Но я вижу. Никак нельзя кончить рисунок. Что-то нужно оставить и бросить. Или нет. Еще и еще. Одно и другое прикосновение. И снова неточно. И кошка прыгает мне на колени. И не дает рисовать.

Новый год. Рождество. И я до сих пор. Никак не могу придумать имя. Для единственной кошки моей. Захочу позвать. И на мое «кис-кис». Она откликается. И спокойно. Медленно. Подходит ко мне. И этот слабый звук обозначает вопрос. И я отвечаю себе и ей. Вслух. Голосом, который еще не сломался. И мы совпадаем. И я ей шепчу. Мое исповедание веры.

Кошка ни разу. Не прерывает мой шепот. Совсем особый. Этот наш язык разговора о Боге. Да, разговор. О том, что он есть. И неважно где. И я стесняюсь. У него что-то просить. Что-то вымаливать. Бог отвечает – проси у себя. И я помогу тебе.

И я знаю, что попросить. И шепчу о том самому себе. И рассказываю кошке, почему это еще не сбылось. Почему? А она. Кошка моя, уже сказала себе. Все молитвы свои. И вот поутру. В тишине. Слабый звук. Папин фальцет. Мой мысленный шепот. И еще немного. И я придумаю. Первый стих. Вместо молитвы.

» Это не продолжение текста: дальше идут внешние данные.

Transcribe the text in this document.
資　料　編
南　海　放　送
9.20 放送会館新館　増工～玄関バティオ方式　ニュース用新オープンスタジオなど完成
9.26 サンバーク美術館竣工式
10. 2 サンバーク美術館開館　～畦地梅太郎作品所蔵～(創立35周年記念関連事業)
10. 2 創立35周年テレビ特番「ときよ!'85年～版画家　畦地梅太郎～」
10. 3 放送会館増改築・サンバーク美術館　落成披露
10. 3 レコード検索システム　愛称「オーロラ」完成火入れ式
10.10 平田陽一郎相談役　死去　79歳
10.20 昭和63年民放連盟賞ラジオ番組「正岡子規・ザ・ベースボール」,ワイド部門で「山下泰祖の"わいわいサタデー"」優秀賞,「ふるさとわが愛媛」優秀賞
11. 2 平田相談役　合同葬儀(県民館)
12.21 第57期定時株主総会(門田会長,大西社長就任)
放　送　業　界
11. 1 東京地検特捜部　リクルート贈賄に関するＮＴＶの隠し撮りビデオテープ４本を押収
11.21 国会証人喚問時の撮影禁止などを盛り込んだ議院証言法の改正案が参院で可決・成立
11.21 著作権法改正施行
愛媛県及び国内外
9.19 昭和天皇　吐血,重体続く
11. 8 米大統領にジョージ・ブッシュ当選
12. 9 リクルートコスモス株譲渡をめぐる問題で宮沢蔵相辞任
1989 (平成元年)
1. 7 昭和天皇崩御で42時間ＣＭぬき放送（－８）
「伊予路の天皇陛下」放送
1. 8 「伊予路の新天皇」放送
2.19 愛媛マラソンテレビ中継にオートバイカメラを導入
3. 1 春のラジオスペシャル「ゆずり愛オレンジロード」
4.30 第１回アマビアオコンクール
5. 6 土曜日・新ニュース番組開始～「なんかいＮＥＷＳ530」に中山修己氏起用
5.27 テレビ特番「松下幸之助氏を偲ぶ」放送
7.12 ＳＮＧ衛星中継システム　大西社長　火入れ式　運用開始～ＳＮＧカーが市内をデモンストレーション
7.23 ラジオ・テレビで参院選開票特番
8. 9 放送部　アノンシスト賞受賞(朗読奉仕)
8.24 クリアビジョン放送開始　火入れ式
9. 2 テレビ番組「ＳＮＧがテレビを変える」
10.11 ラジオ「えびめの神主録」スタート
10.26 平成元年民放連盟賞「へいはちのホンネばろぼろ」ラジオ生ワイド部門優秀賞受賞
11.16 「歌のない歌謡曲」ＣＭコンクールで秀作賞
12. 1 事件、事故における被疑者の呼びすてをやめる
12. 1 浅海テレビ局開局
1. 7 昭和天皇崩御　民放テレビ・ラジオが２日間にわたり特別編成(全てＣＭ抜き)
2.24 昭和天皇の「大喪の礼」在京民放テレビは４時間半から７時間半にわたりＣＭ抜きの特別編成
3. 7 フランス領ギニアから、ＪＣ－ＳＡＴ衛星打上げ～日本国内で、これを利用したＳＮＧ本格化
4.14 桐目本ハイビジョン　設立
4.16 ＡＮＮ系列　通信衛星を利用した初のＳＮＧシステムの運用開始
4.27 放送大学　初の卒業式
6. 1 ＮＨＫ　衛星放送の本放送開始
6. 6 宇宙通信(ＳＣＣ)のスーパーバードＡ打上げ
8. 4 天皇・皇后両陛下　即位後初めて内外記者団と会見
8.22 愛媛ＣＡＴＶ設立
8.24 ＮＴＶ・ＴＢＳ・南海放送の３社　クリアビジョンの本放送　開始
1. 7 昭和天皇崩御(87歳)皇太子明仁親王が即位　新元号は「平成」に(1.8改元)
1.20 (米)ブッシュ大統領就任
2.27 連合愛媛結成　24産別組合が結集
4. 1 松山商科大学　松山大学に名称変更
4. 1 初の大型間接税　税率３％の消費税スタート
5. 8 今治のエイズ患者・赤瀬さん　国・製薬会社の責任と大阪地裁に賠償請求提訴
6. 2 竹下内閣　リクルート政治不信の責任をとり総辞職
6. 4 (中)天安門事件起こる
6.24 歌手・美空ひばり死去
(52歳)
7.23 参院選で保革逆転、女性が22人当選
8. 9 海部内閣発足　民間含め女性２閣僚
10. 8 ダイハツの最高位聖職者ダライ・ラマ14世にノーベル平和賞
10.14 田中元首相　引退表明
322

Что? Придумывать? Переводить? Как святой Иероним. Сколько разных картин. И ничего не просил. И у Данте. Ни одной молитвы, кажется, нет. И только в самом конце. Молятся души. И его душа. А он сам. Он ведь живым путешествовал. И в чистилище. И в раю. А ты? Можешь понять, как надо молиться? А я до сих пор не хочу и боюсь. Потому что нельзя чужими словами. А где они? Мои святые слова?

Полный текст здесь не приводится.